Бартон покачал головой.
— Разве не вас принесли в жертву Одину норвежцы, сохранившие свою прежнюю веру — хотя этот мир явно не похож на Валгаллу, воспетую их скальдами? Не считаете ли вы, что зря потратили время и силы, пытаясь обратить их? Они верят в тех же своих древних богов;
— И все же норвежцы не могут объяснить окружающий их мир, а я — могу, — с убежденностью сказал Коллоп. — У меня есть разумное объяснение, к которому, как я верю от всей души, когда-нибудь придут и эти норвежцы. Да, они убили меня, но к ним придет другой миссионер нащей Церкви и обратит их души к истине — прежде, чем они проткнут его грудь перед своими деревянными идолами. А если ему не удастся переубедить их, придет следующий.
— Кровь мучеников — посев веры. Сия великая истина была справедлива на Земле, и здесь она тем более верна. Если вы убьете человека, чтобы закрыть ему рот, он восстанет в каком-нибудь другом месте долины. А- на его место придет другой, принявший смертную муку в сотне тысяч миль отсюда. И Церковь добьется победы! И тогда люди прекратят бессмысленные, порождающие ненависть войны и примутся за настоящее дело, единственно достойное дело — спасение своих душ.
— Сказанное вами о мучениках столь же справедливо для любого человека, одержимого какой-нибудь идеей, — возразил Бартон. — Убейте негодяя — и он так же восстанет, чтобы снова творить зло.
— Добро одолеет зло, истина восторжествует! — воскликнул Коллоп.
— Не знаю, сколько лет вы прожили на Земле и многое ли успели увидеть, — произнес Бартон, — но похоже, что ваш опыт довольно ограничен; вы так и остались слепым.
— Наша Церковь не стоит на одной слепой вере.
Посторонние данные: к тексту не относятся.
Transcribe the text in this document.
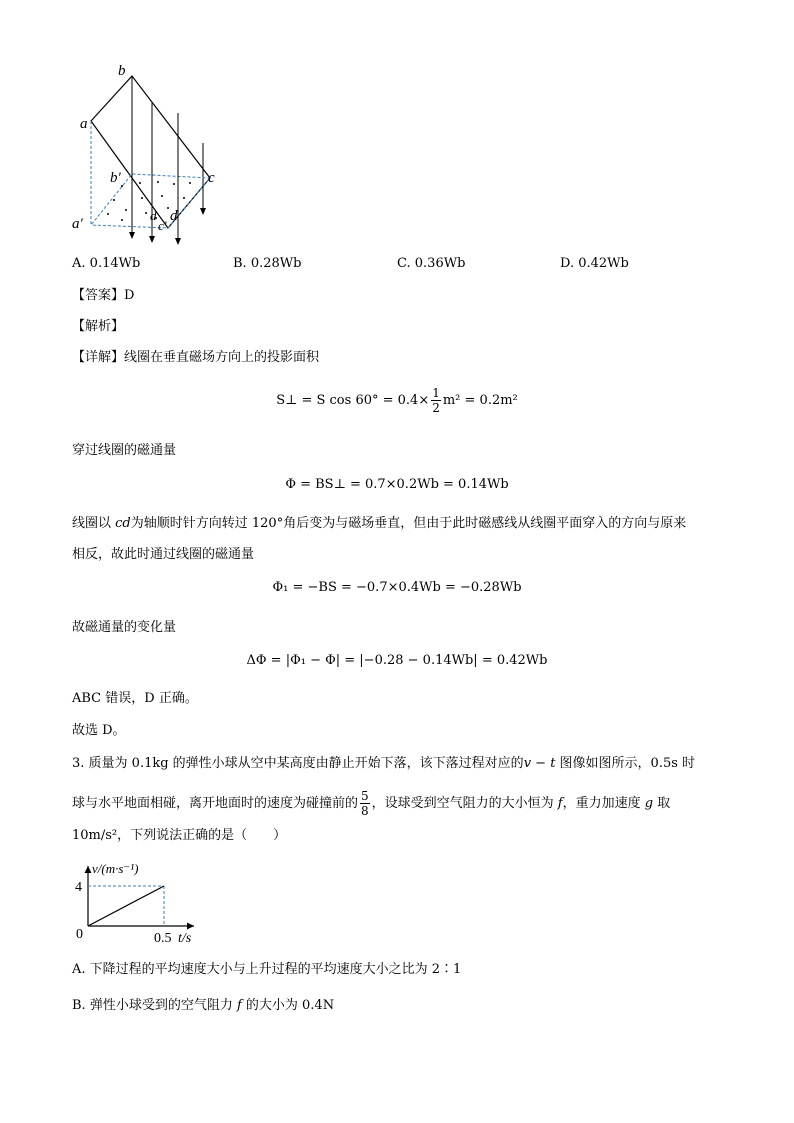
a
b
c
b′
a′	d
c′
d
A. 0.14Wb	B. 0.28Wb	C. 0.36Wb	D. 0.42Wb
【答案】D
【解析】
【详解】线圈在垂直磁场方向上的投影面积
S⊥ = S $\cos 60^\circ = 0.4\times \frac{1}{2} m^2 = 0.2m^2$
穿过线圈的磁通量
Φ = BS⊥ = 0.7×0.2Wb = 0.14Wb
线圈以 cd为轴顺时针方向转过 120°角后变为与磁场垂直，但由于此时磁感线从线圈平面穿入的方向与原来
相反，故此时通过线圈的磁通量
Φ₁ = −BS = −0.7×0.4Wb = −0.28Wb
故磁通量的变化量
ΔΦ = |Φ₁ − Φ| = |−0.28 − 0.14Wb| = 0.42Wb
ABC 错误，D 正确。
故选 D。
3. 质量为 0.1kg 的弹性小球从空中某高度由静止开始下落，该下落过程对应的v − t 图像如图所示，0.5s 时
球与水平地面相碰，离开地面时的速度为碰撞前的 $\frac{5}{8}$ ，设球受到空气阻力的大小恒为 f，重力加速度 g 取
10m/s²，下列说法正确的是（　　）
v/(m·s⁻¹)
4
0	0.5 t/s
A. 下降过程的平均速度大小与上升过程的平均速度大小之比为 2∶1
B. 弹性小球受到的空气阻力 f 的大小为 0.4N
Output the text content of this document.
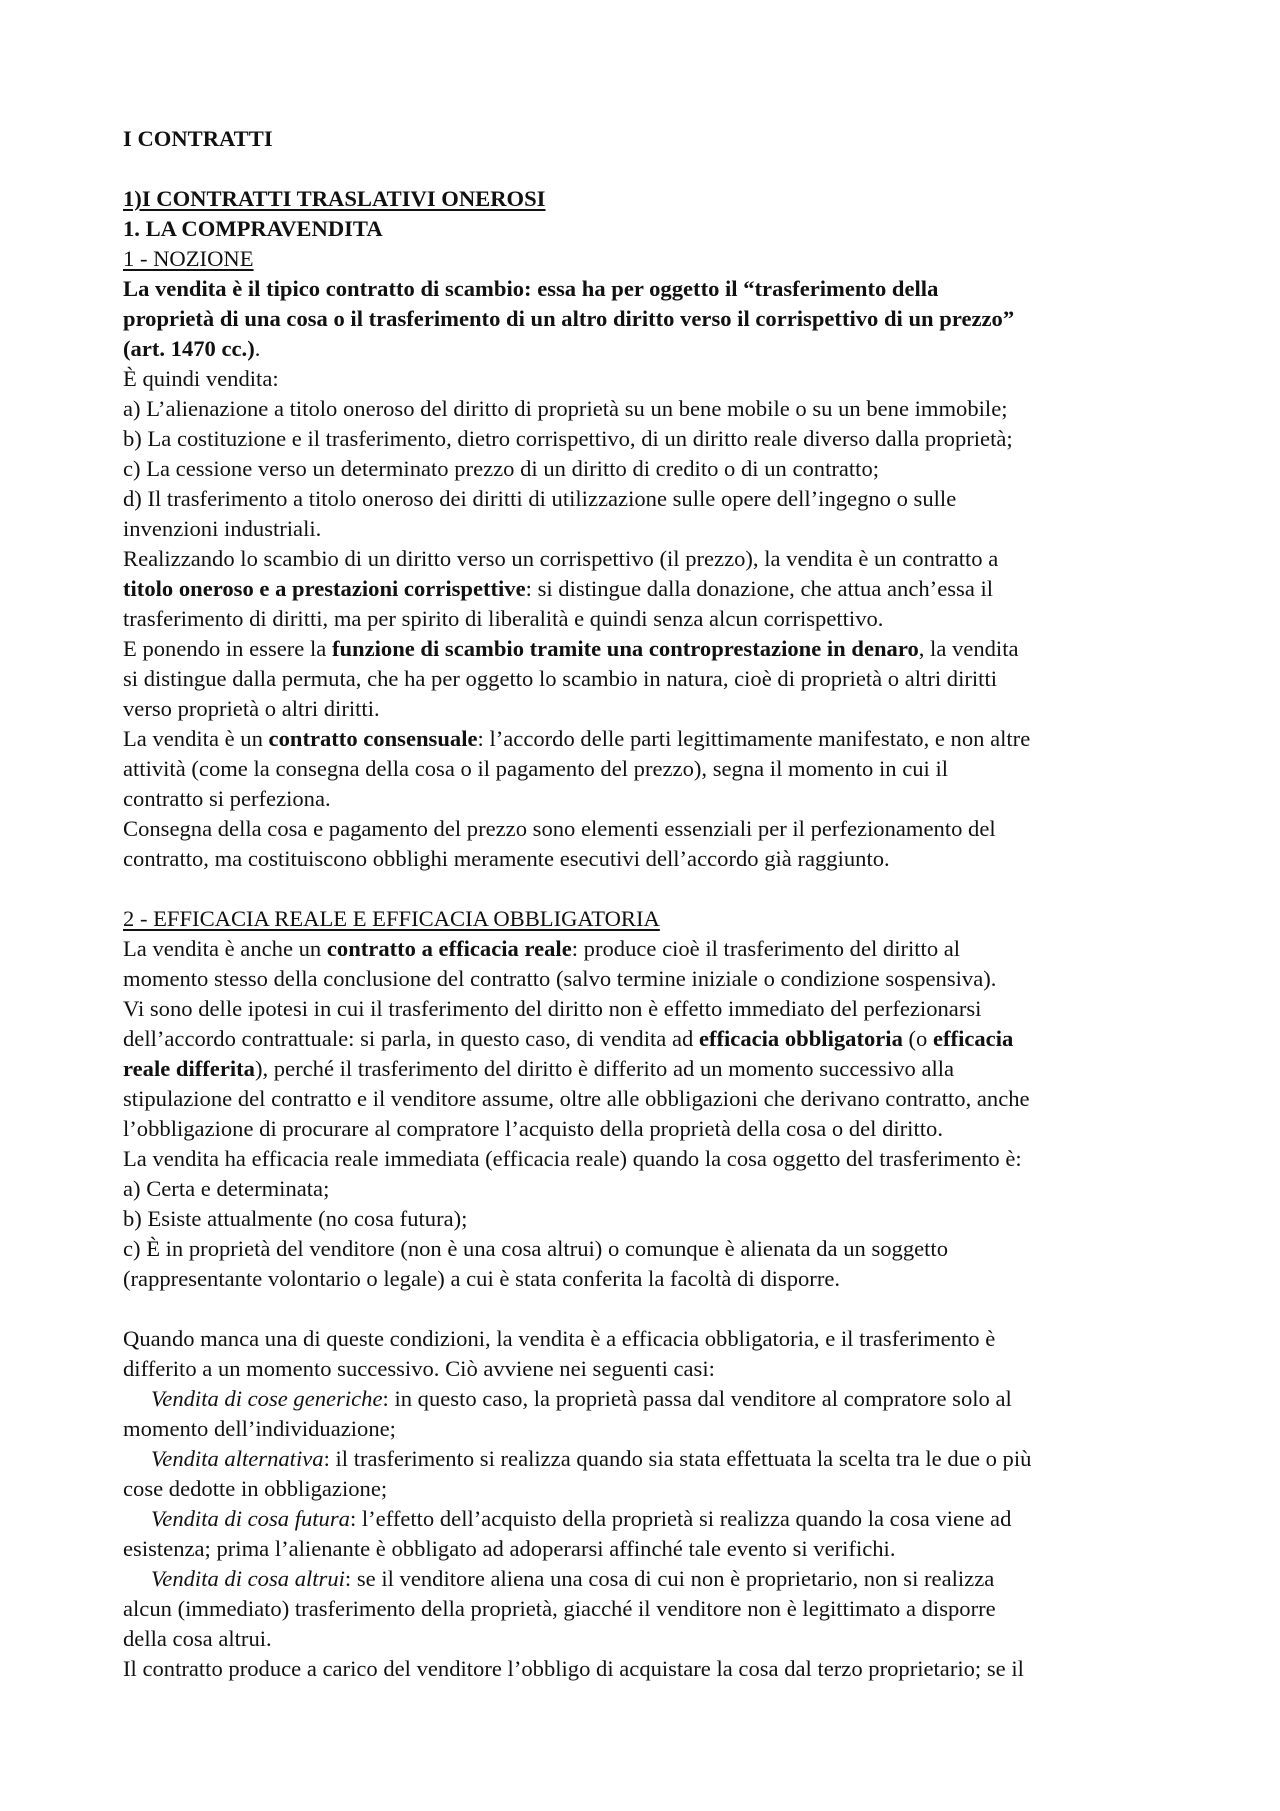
I CONTRATTI
1)I CONTRATTI TRASLATIVI ONEROSI
1. LA COMPRAVENDITA
1 - NOZIONE
La vendita è il tipico contratto di scambio: essa ha per oggetto il “trasferimento della
proprietà di una cosa o il trasferimento di un altro diritto verso il corrispettivo di un prezzo”
(art. 1470 cc.).
È quindi vendita:
a) L’alienazione a titolo oneroso del diritto di proprietà su un bene mobile o su un bene immobile;
b) La costituzione e il trasferimento, dietro corrispettivo, di un diritto reale diverso dalla proprietà;
c) La cessione verso un determinato prezzo di un diritto di credito o di un contratto;
d) Il trasferimento a titolo oneroso dei diritti di utilizzazione sulle opere dell’ingegno o sulle
invenzioni industriali.
Realizzando lo scambio di un diritto verso un corrispettivo (il prezzo), la vendita è un contratto a
titolo oneroso e a prestazioni corrispettive: si distingue dalla donazione, che attua anch’essa il
trasferimento di diritti, ma per spirito di liberalità e quindi senza alcun corrispettivo.
E ponendo in essere la funzione di scambio tramite una controprestazione in denaro, la vendita
si distingue dalla permuta, che ha per oggetto lo scambio in natura, cioè di proprietà o altri diritti
verso proprietà o altri diritti.
La vendita è un contratto consensuale: l’accordo delle parti legittimamente manifestato, e non altre
attività (come la consegna della cosa o il pagamento del prezzo), segna il momento in cui il
contratto si perfeziona.
Consegna della cosa e pagamento del prezzo sono elementi essenziali per il perfezionamento del
contratto, ma costituiscono obblighi meramente esecutivi dell’accordo già raggiunto.
2 - EFFICACIA REALE E EFFICACIA OBBLIGATORIA
La vendita è anche un contratto a efficacia reale: produce cioè il trasferimento del diritto al
momento stesso della conclusione del contratto (salvo termine iniziale o condizione sospensiva).
Vi sono delle ipotesi in cui il trasferimento del diritto non è effetto immediato del perfezionarsi
dell’accordo contrattuale: si parla, in questo caso, di vendita ad efficacia obbligatoria (o efficacia
reale differita), perché il trasferimento del diritto è differito ad un momento successivo alla
stipulazione del contratto e il venditore assume, oltre alle obbligazioni che derivano contratto, anche
l’obbligazione di procurare al compratore l’acquisto della proprietà della cosa o del diritto.
La vendita ha efficacia reale immediata (efficacia reale) quando la cosa oggetto del trasferimento è:
a) Certa e determinata;
b) Esiste attualmente (no cosa futura);
c) È in proprietà del venditore (non è una cosa altrui) o comunque è alienata da un soggetto
(rappresentante volontario o legale) a cui è stata conferita la facoltà di disporre.
Quando manca una di queste condizioni, la vendita è a efficacia obbligatoria, e il trasferimento è
differito a un momento successivo. Ciò avviene nei seguenti casi:
Vendita di cose generiche: in questo caso, la proprietà passa dal venditore al compratore solo al
momento dell’individuazione;
Vendita alternativa: il trasferimento si realizza quando sia stata effettuata la scelta tra le due o più
cose dedotte in obbligazione;
Vendita di cosa futura: l’effetto dell’acquisto della proprietà si realizza quando la cosa viene ad
esistenza; prima l’alienante è obbligato ad adoperarsi affinché tale evento si verifichi.
Vendita di cosa altrui: se il venditore aliena una cosa di cui non è proprietario, non si realizza
alcun (immediato) trasferimento della proprietà, giacché il venditore non è legittimato a disporre
della cosa altrui.
Il contratto produce a carico del venditore l’obbligo di acquistare la cosa dal terzo proprietario; se il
Ее учение основано на вещественных, реальных фактах. Скажите, Абдулла, друг мой, вы слышали о том, что некоторые люди воскресают мертвыми?
— Что за нелепость! — пожал плечами Бартон. — Как это понимать — мертвый воскресший?
— Известны, по крайней мере, три надежно подтвержденных случая; ходят слухи еще о четырех, но относительно них Церковь не смогла получить достоверных доказательств. Речь идет о мужчинах и женщинах, которые погибли в каких-то районах долины и, как обычно, были воскрешены в других местах. Однако в их воссозданных телах отсутствовала искра жизни. Как вы думаете, почему?
— Не могу представить себе, — ответил Бартон, изобразив живейшее любопытство, — и готов выслушать вас внимательно и с интересом.
Он мог представить, так как уже слышал эту историю. Однако ему хотелось узнать, насколько рассказ Коллопа совпадет с известной ему версией.
Все было то же самое — вплоть до имен умерших бездельников. Рассказывали о нескольких мужчинах и женщинах, которые якобы были опознаны теми, кто знал их на Земле. Там они считались святыми — или близкими к состоянию святости; одного из них даже канонизировали. Появилась гипотеза, что для этих избранных нет необходимости проходить через чистилище речного мира. Их души почти сразу же отлетели куда-то... в некое таинственное место, навсегда сбросив груз телесной оболочки.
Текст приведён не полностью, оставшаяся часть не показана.